Officials set off thundering explosions Sunday to topple two cranes looming precariously over a partially collapsed hotel in New Orleans, but most of one crane appeared to be left dangling atop the ruined building while the other crashed down. The explosions set off massive clouds of dust, but officials say everything went exactly as expected.
After the dust cleared, part of one crane could be seen hanging over the building while the end of one of the cranes, which was partially obstructed by New Orleans' landmark Saenger Theater, fell to the ground. In a press conference, New Orleans Fire Department Chief Tim McConnell said the crane that was hooked onto the building was "very stable but cautioned that it was an initial assessment.
"I would tell you I do not think it could go much better," McConnell said.
McConnell confirmed that a sewer line was damaged by the crane that smashed into the street below. He said no gas or electric lines were damaged. The Saenger sustained minimal damage, with three windows breaking following the implosion.
It's unclear if any other buildings were damaged. Mayor LaToya Cantrell stressed that extracting victims from the site was the main priority.
Crews will then work toward a full demolition. "To be clear, I don't want anything salvaged on this site. We want a complete demolition," Cantrell said.
The initial demolition comes a little over a week after the deadlythat was being built near a corner of the city's historic French Quarter.
The two cranes had been badly damaged when the hotel's upper floors pancaked onto each other, sending debris tumbling to the street and plumes of dust into the air, though there were no apparent air quality issues, according to initial tests.

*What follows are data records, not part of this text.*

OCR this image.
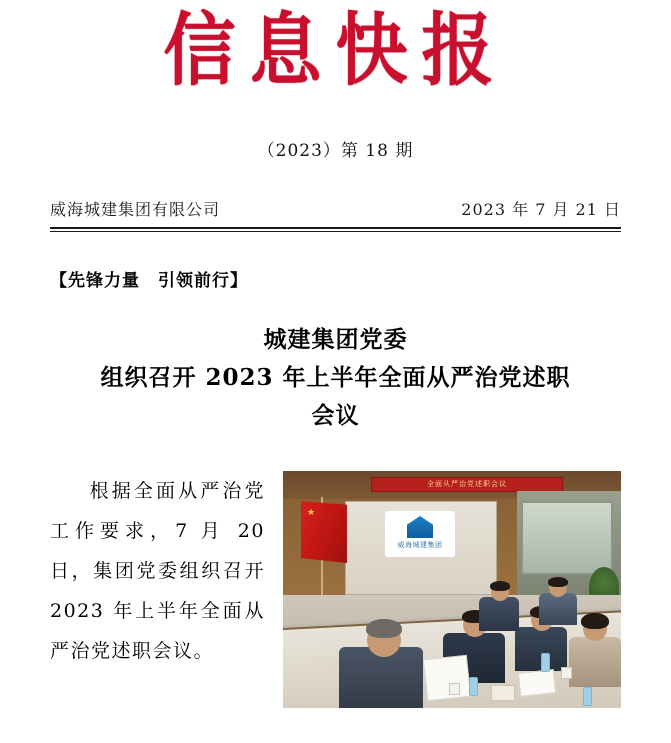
信息快报
（2023）第 18 期
威海城建集团有限公司	2023 年 7 月 21 日
【先锋力量　引领前行】
城建集团党委
组织召开 2023 年上半年全面从严治党述职
会议
根据全面从严治党工作要求，7 月 20 日，集团党委组织召开 2023 年上半年全面从严治党述职会议。
全面从严治党述职会议
威海城建集团
★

Three workers died in the disaster. The remains of one worker has been removed from the building, but the bodies of the other two are still inside — and Cantrell said the focus will be on retrieving the bodies.
The cranes — one around 270 feet high, the other about 300 feet — weigh thousands of tons. They had been tilting dangerously, and officials had feared the towers would come down on their own, possibly smashing into nearby buildings or severely damaging underground gas and electric lines.

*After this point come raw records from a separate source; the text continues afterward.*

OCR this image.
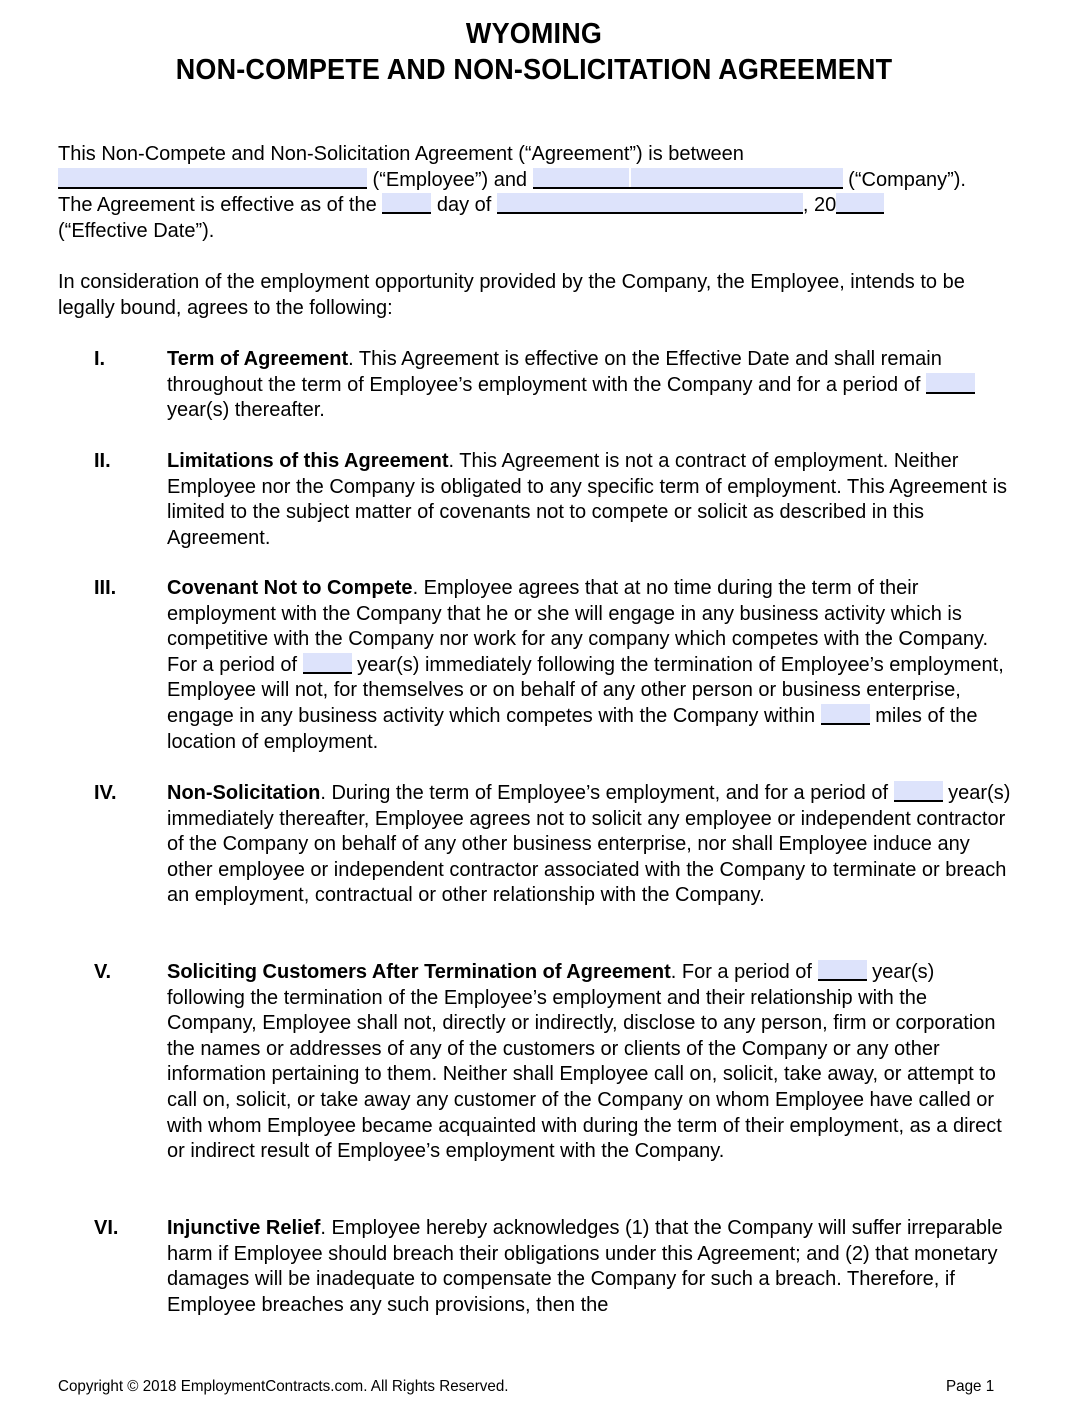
WYOMING
NON-COMPETE AND NON-SOLICITATION AGREEMENT
This Non-Compete and Non-Solicitation Agreement (“Agreement”) is between
(“Employee”) and	(“Company”).
The Agreement is effective as of the  day of	, 20
(“Effective Date”).
In consideration of the employment opportunity provided by the Company, the Employee, intends to be legally bound, agrees to the following:
I.	Term of Agreement. This Agreement is effective on the Effective Date and shall remain throughout the term of Employee’s employment with the Company and for a period of  year(s) thereafter.
II.	Limitations of this Agreement. This Agreement is not a contract of employment. Neither Employee nor the Company is obligated to any specific term of employment. This Agreement is limited to the subject matter of covenants not to compete or solicit as described in this Agreement.
III.	Covenant Not to Compete. Employee agrees that at no time during the term of their employment with the Company that he or she will engage in any business activity which is competitive with the Company nor work for any company which competes with the Company. For a period of  year(s) immediately following the termination of Employee’s employment, Employee will not, for themselves or on behalf of any other person or business enterprise, engage in any business activity which competes with the Company within  miles of the location of employment.
IV.	Non-Solicitation. During the term of Employee’s employment, and for a period of  year(s) immediately thereafter, Employee agrees not to solicit any employee or independent contractor of the Company on behalf of any other business enterprise, nor shall Employee induce any other employee or independent contractor associated with the Company to terminate or breach an employment, contractual or other relationship with the Company.
V.	Soliciting Customers After Termination of Agreement. For a period of  year(s) following the termination of the Employee’s employment and their relationship with the Company, Employee shall not, directly or indirectly, disclose to any person, firm or corporation the names or addresses of any of the customers or clients of the Company or any other information pertaining to them. Neither shall Employee call on, solicit, take away, or attempt to call on, solicit, or take away any customer of the Company on whom Employee have called or with whom Employee became acquainted with during the term of their employment, as a direct or indirect result of Employee’s employment with the Company.
VI. Injunctive Relief. Employee hereby acknowledges (1) that the Company will suffer irreparable harm if Employee should breach their obligations under this Agreement; and (2) that monetary damages will be inadequate to compensate the Company for such a breach. Therefore, if Employee breaches any such provisions, then the
Copyright © 2018 EmploymentContracts.com. All Rights Reserved.	Page 1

Experts, including engineers who worked on demolitions following the 9/11 terrorist attacks, were called in to try to come up with a plan to clear the site and prevent further injury and damage before the cranes fell on their own.

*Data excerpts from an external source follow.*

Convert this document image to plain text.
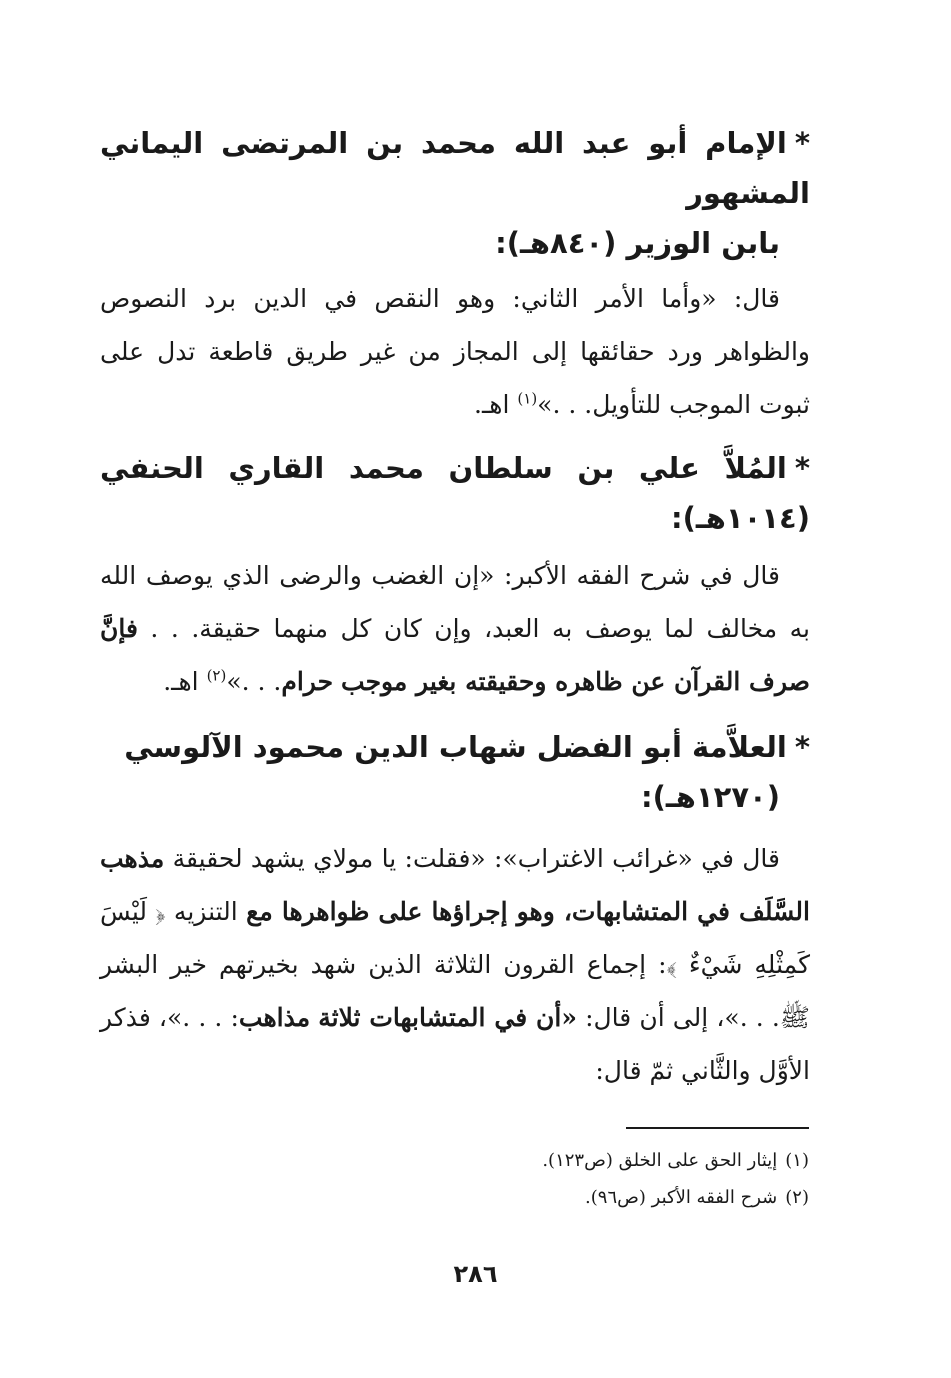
*الإمام أبو عبد الله محمد بن المرتضى اليماني المشهور
بابن الوزير (٨٤٠هـ):

قال: «وأما الأمر الثاني: وهو النقص في الدين برد النصوص والظواهر ورد حقائقها إلى المجاز من غير طريق قاطعة تدل على ثبوت الموجب للتأويل. . .»$^{(١)}$ اهـ.

*المُلاَّ علي بن سلطان محمد القاري الحنفي (١٠١٤هـ):

قال في شرح الفقه الأكبر: «إن الغضب والرضى الذي يوصف الله به مخالف لما يوصف به العبد، وإن كان كل منهما حقيقة. . . فإنَّ صرف القرآن عن ظاهره وحقيقته بغير موجب حرام. . .»$^{(٢)}$ اهـ.

*العلاَّمة أبو الفضل شهاب الدين محمود الآلوسي
(١٢٧٠هـ):

قال في «غرائب الاغتراب»: «فقلت: يا مولاي يشهد لحقيقة مذهب السَّلَف في المتشابهات، وهو إجراؤها على ظواهرها مع التنزيه ﴿ لَيْسَ كَمِثْلِهِ شَيْءٌ ﴾: إجماع القرون الثلاثة الذين شهد بخيرتهم خير البشر ﷺ. . .»، إلى أن قال: «أن في المتشابهات ثلاثة مذاهب: . . .»، فذكر الأوَّل والثَّاني ثمّ قال:

(١)إيثار الحق على الخلق (ص١٢٣).
(٢)شرح الفقه الأكبر (ص٩٦).
٢٨٦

Cantrell told a press conference that "we know that we are safe now than we have been in the past eight days" since the hotel collapsed.
On Thursday, officials announced plans to bring down the structures in a controlled demolition. Workers suspended in a small bucket attached small explosives to various locations on the two cranes, with the goal of causing a series of explosions that would weaken the cranes in key locations and cause them to collapse.
Once planned for Friday, the demolition was pushed back to Saturday, then Sunday.
Officials expanded an evacuation zone in the leadup to the detonation, and in an even wider area, vehicles were prohibited and people were told to stay indoors until the demolition was complete.
Officials also called on people to stay out of the area and watch the demolition on television instead of coming down to watch in person.
Police had cleared the area ahead of the explosions, and then sounded a series of alarms that could be heard across the neighborhood before the controlled explosions were carried out.
Hard Rock issued a statement Sunday clarifying its role in the implosion and said its "attention remains on those who have suffered and are suffering in New Orleans."
"We were contacted Friday afternoon to provide urgently needed financial support for the safe removal of the two cranes," the company said. "We immediately authorized the funds from an escrow account to allow the Kailas Companies to fulfill its obligation."
The cause of the collapse remains unknown. The Occupational Health and Safety Administration is investigating and, Cantrell McConnell said, evidence gathering began soon after the collapse.
Lawsuits are already being filed on behalf of some of the more than 20 people injured against the project's owners and contractors.